Never fear, the New York Times is here, with a nice, taut feature today on the subject, written by Brad Stone and Ashlee Vance out of the San Francisco bureau.
They note that established companies are moving fairly slowly to cloud offerings from the likes of Amazon, Microsoft, and Google, but that startups (so prevalent in Silicon Valley) take to the model as essentially a standard practice.
Over at gigaom, Joe Weinman delves further into the potential market transformation of providing information technology as a "utility" service, riffing off of Nick Carr's seminal book from last year, "The Big Switch". (I recommend the book, and his blog.)

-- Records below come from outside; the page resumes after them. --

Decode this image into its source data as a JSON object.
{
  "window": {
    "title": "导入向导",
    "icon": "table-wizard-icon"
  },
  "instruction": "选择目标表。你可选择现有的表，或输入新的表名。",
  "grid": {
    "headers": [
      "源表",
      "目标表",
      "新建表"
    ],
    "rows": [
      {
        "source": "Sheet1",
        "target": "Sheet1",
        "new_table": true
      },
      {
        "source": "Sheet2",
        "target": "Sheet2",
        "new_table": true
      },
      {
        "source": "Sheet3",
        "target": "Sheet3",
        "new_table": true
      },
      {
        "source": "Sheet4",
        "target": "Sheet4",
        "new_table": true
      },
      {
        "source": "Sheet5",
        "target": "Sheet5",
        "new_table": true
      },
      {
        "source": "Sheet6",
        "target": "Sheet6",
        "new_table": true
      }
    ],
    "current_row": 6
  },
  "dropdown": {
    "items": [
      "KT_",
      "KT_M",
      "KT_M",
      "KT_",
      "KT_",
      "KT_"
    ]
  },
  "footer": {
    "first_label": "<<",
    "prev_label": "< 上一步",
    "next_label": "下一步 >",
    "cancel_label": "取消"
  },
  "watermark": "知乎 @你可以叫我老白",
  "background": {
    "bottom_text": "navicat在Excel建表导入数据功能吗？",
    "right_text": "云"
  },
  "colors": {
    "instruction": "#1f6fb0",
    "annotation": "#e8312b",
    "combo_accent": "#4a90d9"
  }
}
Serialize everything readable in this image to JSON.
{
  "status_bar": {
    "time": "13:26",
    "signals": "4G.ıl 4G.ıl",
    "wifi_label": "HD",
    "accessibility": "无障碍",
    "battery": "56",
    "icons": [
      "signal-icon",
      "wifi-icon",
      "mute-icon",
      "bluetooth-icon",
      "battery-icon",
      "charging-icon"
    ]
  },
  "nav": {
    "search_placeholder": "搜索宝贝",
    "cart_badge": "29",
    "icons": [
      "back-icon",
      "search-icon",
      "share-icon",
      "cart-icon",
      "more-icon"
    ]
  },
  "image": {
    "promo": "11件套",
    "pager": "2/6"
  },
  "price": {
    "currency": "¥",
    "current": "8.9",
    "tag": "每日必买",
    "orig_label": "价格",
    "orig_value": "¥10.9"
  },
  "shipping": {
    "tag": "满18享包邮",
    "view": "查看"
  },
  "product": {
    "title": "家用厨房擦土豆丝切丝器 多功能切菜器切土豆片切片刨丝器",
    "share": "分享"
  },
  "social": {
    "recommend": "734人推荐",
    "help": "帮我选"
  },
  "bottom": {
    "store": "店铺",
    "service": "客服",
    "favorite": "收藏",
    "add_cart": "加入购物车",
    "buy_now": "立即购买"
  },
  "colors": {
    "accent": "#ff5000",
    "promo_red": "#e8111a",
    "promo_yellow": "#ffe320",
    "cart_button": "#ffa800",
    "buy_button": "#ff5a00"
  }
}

The consensus of the two articles is that the move to the cloud won't be a "big bang" event, but more of an orderly transition led by small, nimble companies first, followed to some extent by established companies and organizations.I personally wonder what impact this shift will have on utilities and the broader issue of energy use by IT. Clearly, the cloud players are building what I call "utility scale" data centers, with leading edge energy efficiency. But they're also siting them where utility costs are low, which often means the power is generated from coal (like in the Carolinas).
That speaks to a potentially positive contribution to the environment if everybody plays their cards right (and the cloud providers tend to the power supply side of the equation), but I wonder if we're simply deluding ourselves if we think we can lower the slope of the IT energy use curve.
My prediction is that the focus on IT energy use as a negative impact on the environment is going to intensify (even Greenpeace is on the case now). The IT industry will have to double their efforts to avoid this criticism, and utilities are in the enviable position of standing next to the people getting shot at.
The best shield for utilities? Aggressively pursuing energy efficiency programs for data centers and IT.